DeepMind's AlphaGo and its generalised successor AlphaZero seemed to have cracked a fundamental problem in artificial intelligence. By playing games against itself, the system taught itself to defeat world champions at chess, Go, and shogi. Each victory appeared to herald a new era where self-play training could unlock superhuman performance in any domain.

Then researchers discovered something unsettling. A game so simple that children can learn it in minutes routinely defeats AlphaZero. That game is Nim, an ancient pastime where two players take turns removing objects from piles until none remain. The losing player is the one forced to take the last object.

Chess pieces arranged for the start of a chess game — AlphaZero excels at complex games like chess, yet struggles with simpler mathematical challenges

Research published in Machine Learning by Bei Zhou and Soren Riis examined what happens when you train an AlphaZero-style system to play Nim. On a five-row board, the AI improved steadily over hundreds of games. Adding just one row caused learning to slow dramatically. By seven rows, the system had essentially stopped learning. When the researchers replaced the trained move-selection system with random moves, performance on a seven-row board became indistinguishable.

The reason exposes a crack in how AlphaZero actually works. Nim's winning strategy depends entirely on understanding a mathematical parity function: a calculation based on binary representation that instantly reveals which player will win if both play optimally. This is not the sort of pattern you can absorb through observation and association. It requires symbolic reasoning; it requires discovering a rule.

AlphaZero learns by playing thousands of games and training its neural network to associate board positions with winning probability. This approach is devastatingly effective when the connection between board state and victory emerges naturally from patterns. But Nim forces the system to extract and apply an abstract mathematical principle. The neural network, no matter how many games it plays, cannot reliably compute the parity function.

The implications extend beyond a children's game. The researchers identified similar issues lurking in chess and Go.

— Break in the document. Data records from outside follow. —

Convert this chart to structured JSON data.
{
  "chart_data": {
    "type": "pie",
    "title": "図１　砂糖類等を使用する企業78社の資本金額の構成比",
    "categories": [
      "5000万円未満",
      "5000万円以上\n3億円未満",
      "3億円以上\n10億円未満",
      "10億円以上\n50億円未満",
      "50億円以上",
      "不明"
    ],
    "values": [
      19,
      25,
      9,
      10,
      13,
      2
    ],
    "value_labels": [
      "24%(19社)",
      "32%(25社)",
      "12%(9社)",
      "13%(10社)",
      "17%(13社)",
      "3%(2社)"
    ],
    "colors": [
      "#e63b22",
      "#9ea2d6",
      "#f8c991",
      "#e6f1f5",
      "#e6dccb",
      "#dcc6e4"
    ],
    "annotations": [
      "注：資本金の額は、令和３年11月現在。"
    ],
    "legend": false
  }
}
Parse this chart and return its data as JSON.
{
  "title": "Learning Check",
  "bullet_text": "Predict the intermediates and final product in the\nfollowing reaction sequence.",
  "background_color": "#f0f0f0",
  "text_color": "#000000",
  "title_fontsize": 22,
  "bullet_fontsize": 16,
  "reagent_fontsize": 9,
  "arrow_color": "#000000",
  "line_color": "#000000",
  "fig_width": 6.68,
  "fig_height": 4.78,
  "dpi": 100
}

Certain endgame positions in chess require long chains of precise moves whose value only becomes apparent at the very end. Go, too, likely contains board configurations where the winning strategy cannot be discovered through association. These situations are rare enough in chess and Go that AlphaZero's other strengths compensate. In Nim, there is no hiding.

What makes this discovery particularly significant is its relevance to real-world applications. Researchers increasingly use AI systems for mathematics, where symbolic reasoning dominates. A system that cannot learn to apply a parity function may struggle with more sophisticated mathematical reasoning. Nim's mathematical elegance has made it a testbed for understanding fundamental limits.

Zhou and Riis conclude that "AlphaZero excels at learning through association but fails when a problem requires symbolic reasoning that cannot be implicitly learned from correlation between game states and outcomes." This distinction matters. The gap between association and symbolic reasoning may mark a boundary that self-play training alone cannot cross.

The discovery does not diminish AlphaZero's achievements. It instead clarifies what those achievements actually represent. The system has not achieved general game-playing ability; it has mastered games where strategy emerges from patterns. For problems requiring abstract principle, a different approach may be necessary.